There are crises that no one sees coming, but Mali was not one of these

This is not a theoretical classification to be found in manuals of international relations; but in international politics you can distinguish between two kinds of crisis:

Type 1: those which take you by surprise. Whether the surprise is genuine or the result of myopia matters little. Retrospectively, we can explain the Japanese attack on Pearl Harbor, the 9-11 attacks, or the fall of Ben Ali in Tunisia; but they were not sufficiently easy to see coming, at least not to those responsible for making decisions at the top. Preparing for an unknown threat is difficult, and obviously in a crisis you improvise and muddle your measures, not having the time to rehearse and evaluate them. So you draw on the existing repertory, though you know, or suspect, it is inadequate.

The second kind, or Type 2, are the ones that you can see coming. To predict them you don't need any great vision, but something that we may in pompous mood call inference, but is only common sense. This is the case of the north of Mali. For months now a situation has been tolerated in which a number of armed groups have been acting with impunity, gathering military forces and cementing alliances to control and exploit all the illegal commerce that goes on (arms, drugs, immigrants) in the region. And when the international community finally reacted, it has done it so slowly and weakly as to offer an incentive for these groups to expand their profits and territory. Why wait for governments to put together an army to defeat us, they must have thought, if we can now take the chance to break the army of Mali?

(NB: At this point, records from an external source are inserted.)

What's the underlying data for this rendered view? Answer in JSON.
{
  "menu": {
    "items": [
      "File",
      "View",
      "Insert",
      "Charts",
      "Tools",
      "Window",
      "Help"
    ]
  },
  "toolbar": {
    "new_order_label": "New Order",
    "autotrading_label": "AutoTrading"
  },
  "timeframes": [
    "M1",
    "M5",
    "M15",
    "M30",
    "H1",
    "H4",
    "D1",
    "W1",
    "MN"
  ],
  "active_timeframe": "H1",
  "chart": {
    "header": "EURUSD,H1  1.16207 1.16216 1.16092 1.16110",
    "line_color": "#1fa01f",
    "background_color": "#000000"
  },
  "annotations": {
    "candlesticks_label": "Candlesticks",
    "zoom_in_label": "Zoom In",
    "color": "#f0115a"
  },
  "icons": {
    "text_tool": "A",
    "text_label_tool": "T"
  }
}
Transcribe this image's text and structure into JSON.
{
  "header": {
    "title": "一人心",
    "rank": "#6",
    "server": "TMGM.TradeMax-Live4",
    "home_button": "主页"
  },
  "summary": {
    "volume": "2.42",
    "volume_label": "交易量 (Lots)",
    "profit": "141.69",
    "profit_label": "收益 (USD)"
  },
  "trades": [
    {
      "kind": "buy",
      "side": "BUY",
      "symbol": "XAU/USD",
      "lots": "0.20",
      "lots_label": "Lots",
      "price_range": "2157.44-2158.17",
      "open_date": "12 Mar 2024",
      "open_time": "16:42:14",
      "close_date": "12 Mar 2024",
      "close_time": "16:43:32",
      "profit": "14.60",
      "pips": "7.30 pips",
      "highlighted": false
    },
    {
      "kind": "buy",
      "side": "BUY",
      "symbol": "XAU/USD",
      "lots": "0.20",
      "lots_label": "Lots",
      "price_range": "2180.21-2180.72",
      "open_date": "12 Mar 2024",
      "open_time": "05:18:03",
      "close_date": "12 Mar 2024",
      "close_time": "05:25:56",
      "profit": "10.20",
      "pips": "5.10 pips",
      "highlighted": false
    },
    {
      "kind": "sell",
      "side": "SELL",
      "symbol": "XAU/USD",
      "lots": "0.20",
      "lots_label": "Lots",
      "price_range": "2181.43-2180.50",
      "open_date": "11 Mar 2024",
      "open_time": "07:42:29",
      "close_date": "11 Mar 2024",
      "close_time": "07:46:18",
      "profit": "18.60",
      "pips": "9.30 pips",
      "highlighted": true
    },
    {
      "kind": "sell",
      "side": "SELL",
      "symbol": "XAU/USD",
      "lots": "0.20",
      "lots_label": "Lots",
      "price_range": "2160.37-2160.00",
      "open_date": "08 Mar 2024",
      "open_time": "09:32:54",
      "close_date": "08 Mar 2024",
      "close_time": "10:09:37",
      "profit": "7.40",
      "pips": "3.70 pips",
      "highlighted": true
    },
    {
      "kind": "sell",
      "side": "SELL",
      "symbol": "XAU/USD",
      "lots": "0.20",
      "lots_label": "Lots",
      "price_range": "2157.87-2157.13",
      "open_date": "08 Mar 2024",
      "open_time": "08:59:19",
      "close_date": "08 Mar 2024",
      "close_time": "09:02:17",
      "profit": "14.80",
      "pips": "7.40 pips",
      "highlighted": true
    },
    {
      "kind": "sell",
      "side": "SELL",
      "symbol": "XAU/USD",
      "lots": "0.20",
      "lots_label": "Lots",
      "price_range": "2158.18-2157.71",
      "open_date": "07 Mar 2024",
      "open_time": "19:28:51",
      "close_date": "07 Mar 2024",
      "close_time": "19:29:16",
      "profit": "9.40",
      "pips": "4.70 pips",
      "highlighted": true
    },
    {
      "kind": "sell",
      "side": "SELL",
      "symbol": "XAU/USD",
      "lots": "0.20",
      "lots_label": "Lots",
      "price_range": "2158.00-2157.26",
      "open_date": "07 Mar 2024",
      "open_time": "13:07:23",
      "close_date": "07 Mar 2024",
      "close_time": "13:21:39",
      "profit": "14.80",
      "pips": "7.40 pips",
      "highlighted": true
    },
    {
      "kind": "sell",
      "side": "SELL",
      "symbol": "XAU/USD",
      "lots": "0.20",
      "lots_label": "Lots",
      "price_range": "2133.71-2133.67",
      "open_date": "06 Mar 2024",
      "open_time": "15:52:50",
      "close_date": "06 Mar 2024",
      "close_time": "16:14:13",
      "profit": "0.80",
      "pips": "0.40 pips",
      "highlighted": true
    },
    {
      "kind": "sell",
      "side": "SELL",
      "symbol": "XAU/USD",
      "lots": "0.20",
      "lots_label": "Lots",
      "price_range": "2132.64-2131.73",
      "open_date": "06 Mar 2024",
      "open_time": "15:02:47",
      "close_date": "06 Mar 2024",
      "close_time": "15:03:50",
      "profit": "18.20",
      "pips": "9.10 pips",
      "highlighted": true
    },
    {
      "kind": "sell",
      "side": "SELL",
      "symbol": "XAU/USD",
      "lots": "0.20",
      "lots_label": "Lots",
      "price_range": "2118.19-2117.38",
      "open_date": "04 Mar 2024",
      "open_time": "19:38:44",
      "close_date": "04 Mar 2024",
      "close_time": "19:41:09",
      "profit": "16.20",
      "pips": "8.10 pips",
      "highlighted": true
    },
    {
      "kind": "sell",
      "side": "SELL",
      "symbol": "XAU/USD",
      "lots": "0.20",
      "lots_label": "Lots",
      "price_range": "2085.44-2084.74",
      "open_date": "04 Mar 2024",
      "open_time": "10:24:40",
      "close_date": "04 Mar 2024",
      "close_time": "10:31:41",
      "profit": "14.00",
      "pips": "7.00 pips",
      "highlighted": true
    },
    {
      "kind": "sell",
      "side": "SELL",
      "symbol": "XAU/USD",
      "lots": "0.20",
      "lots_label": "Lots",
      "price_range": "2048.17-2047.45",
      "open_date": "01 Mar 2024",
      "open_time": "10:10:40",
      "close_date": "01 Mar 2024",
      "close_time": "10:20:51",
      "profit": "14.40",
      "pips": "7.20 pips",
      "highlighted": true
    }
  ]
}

It is hard to understand how the EU has passively watched the consolidation of a terrorist fiefdom in the Sahel

To the embarrassment of the EU, this is not a Type 1 crisis where it might claim surprise or ignorance. Since 2008, the EU has been keeping a close watch on the Sahel, including the preparation of reports: Options Paper 750/09 and Joint Paper 1436/10; missions to Niger, Mauritania and Mali to identify problems and solutions; a joint communiqué of the Council and the Commission, and finally a Strategy for Security and Development in the Sahel, approved by the EU's Foreign Affairs Council in 2012.

This strategy report, with a 650-million-euro budget, opens with a map in which much of the north of Mali is colored bright red as a territory "under direct control" of Al Qaeda, and a fringe extending from Mauritania to Niger "under indirect control" of the same. However, the strategy does not call for combat against Al Qaeda as more than a secondary objective, in the understanding that in the long run a measure of economic and social development, and support for the states of the region, will cause the phenomenon to dissolve.

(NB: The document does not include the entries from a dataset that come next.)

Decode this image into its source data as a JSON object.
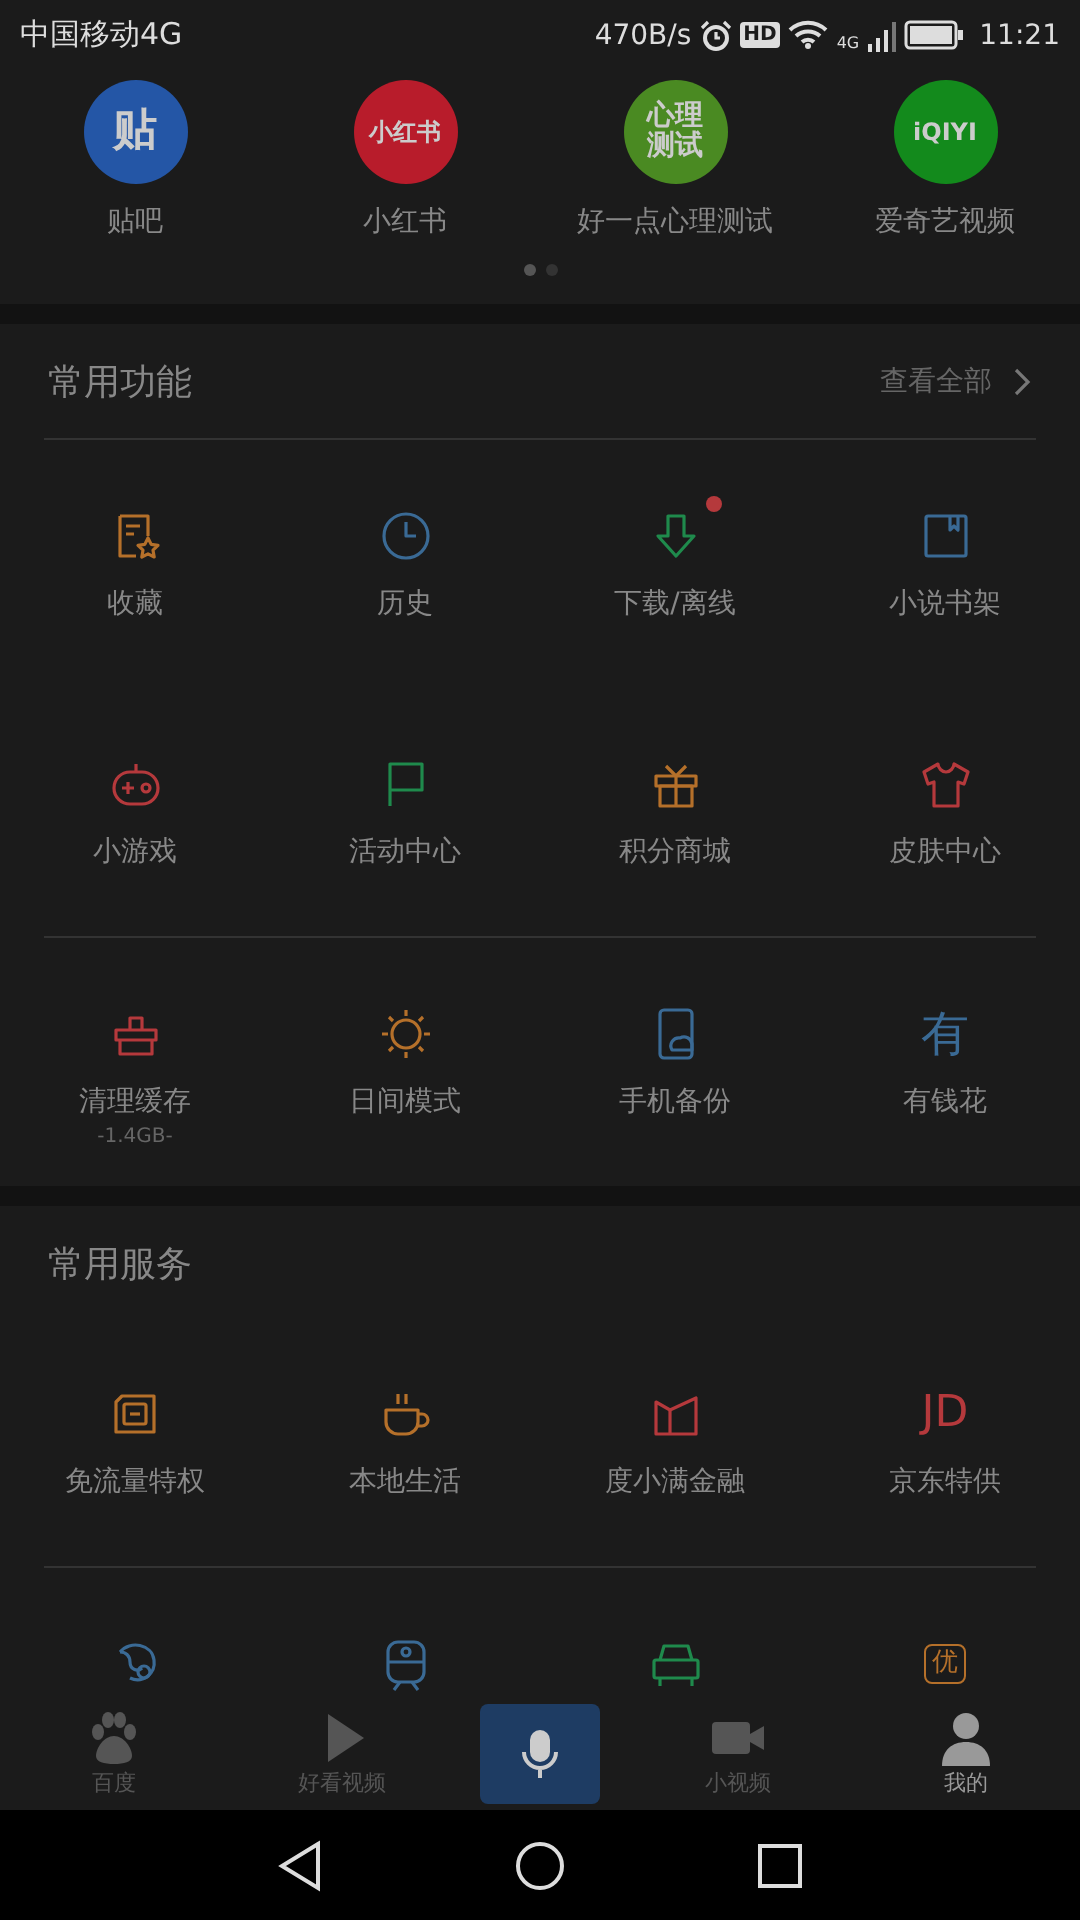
{
  "status_bar": {
    "carrier": "中国移动4G",
    "speed": "470B/s",
    "hd_label": "HD",
    "network_label": "4G",
    "time": "11:21"
  },
  "apps": [
    {
      "label": "贴吧",
      "logo_text": "贴",
      "color": "#2456a6"
    },
    {
      "label": "小红书",
      "logo_text": "小红书",
      "color": "#b81c2b"
    },
    {
      "label": "好一点心理测试",
      "logo_text": "心理测试",
      "color": "#4a8a22"
    },
    {
      "label": "爱奇艺视频",
      "logo_text": "iQIYI",
      "color": "#138a1c"
    }
  ],
  "pager": [
    {
      "selected": true
    },
    {
      "selected": false
    }
  ],
  "functions": {
    "title": "常用功能",
    "more": "查看全部",
    "items": [
      {
        "label": "收藏"
      },
      {
        "label": "历史"
      },
      {
        "label": "下载/离线",
        "badge": true
      },
      {
        "label": "小说书架"
      },
      {
        "label": "小游戏"
      },
      {
        "label": "活动中心"
      },
      {
        "label": "积分商城"
      },
      {
        "label": "皮肤中心"
      },
      {
        "label": "清理缓存",
        "sublabel": "-1.4GB-"
      },
      {
        "label": "日间模式"
      },
      {
        "label": "手机备份"
      },
      {
        "label": "有钱花",
        "icon_text": "有"
      }
    ]
  },
  "services": {
    "title": "常用服务",
    "items": [
      {
        "kind": "full",
        "label": "免流量特权"
      },
      {
        "kind": "full",
        "label": "本地生活"
      },
      {
        "kind": "full",
        "label": "度小满金融"
      },
      {
        "kind": "full",
        "label": "京东特供",
        "icon_text": "JD"
      },
      {
        "kind": "icon_only"
      },
      {
        "kind": "icon_only"
      },
      {
        "kind": "icon_only"
      },
      {
        "kind": "icon_only",
        "icon_text": "优"
      }
    ]
  },
  "bottom_nav": [
    {
      "kind": "tab",
      "label": "百度",
      "selected": false
    },
    {
      "kind": "tab",
      "label": "好看视频",
      "selected": false
    },
    {
      "kind": "voice",
      "selected": false
    },
    {
      "kind": "tab",
      "label": "小视频",
      "selected": false
    },
    {
      "kind": "tab",
      "label": "我的",
      "selected": true
    }
  ]
}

It is obvious that the European governments, and particularly the European External Action Service, directed by Catherine Ashton, are victims of a strategic ingenuity of the first order. With Al Qaeda's record of actions in Europe, it is hard to understand how the EU has passively watched the consolidation of a terrorist fiefdom in the Sahel; while it now delegates the solution to France, as if other Europeans were not concerned.

This division of labor between Brussels and the national states, in which the former plays the "good cop" concerned with development, and the national states play "bad cop" with military missions, is unfair, ineffective and counterproductive. The European Union has a common security policy, and authority to use it. It seems, however, that Europe's leadership, with Ashton at the head but followed by a majority of foreign ministers, does not believe in it sufficiently to give the bloc's international reach any real content. This insistence on soft power results in the soft Europe that has become embarrassingly apparent in recent weeks. The use of so many pages of planning, in preparation for this improvised muddle, ought to result in some political action.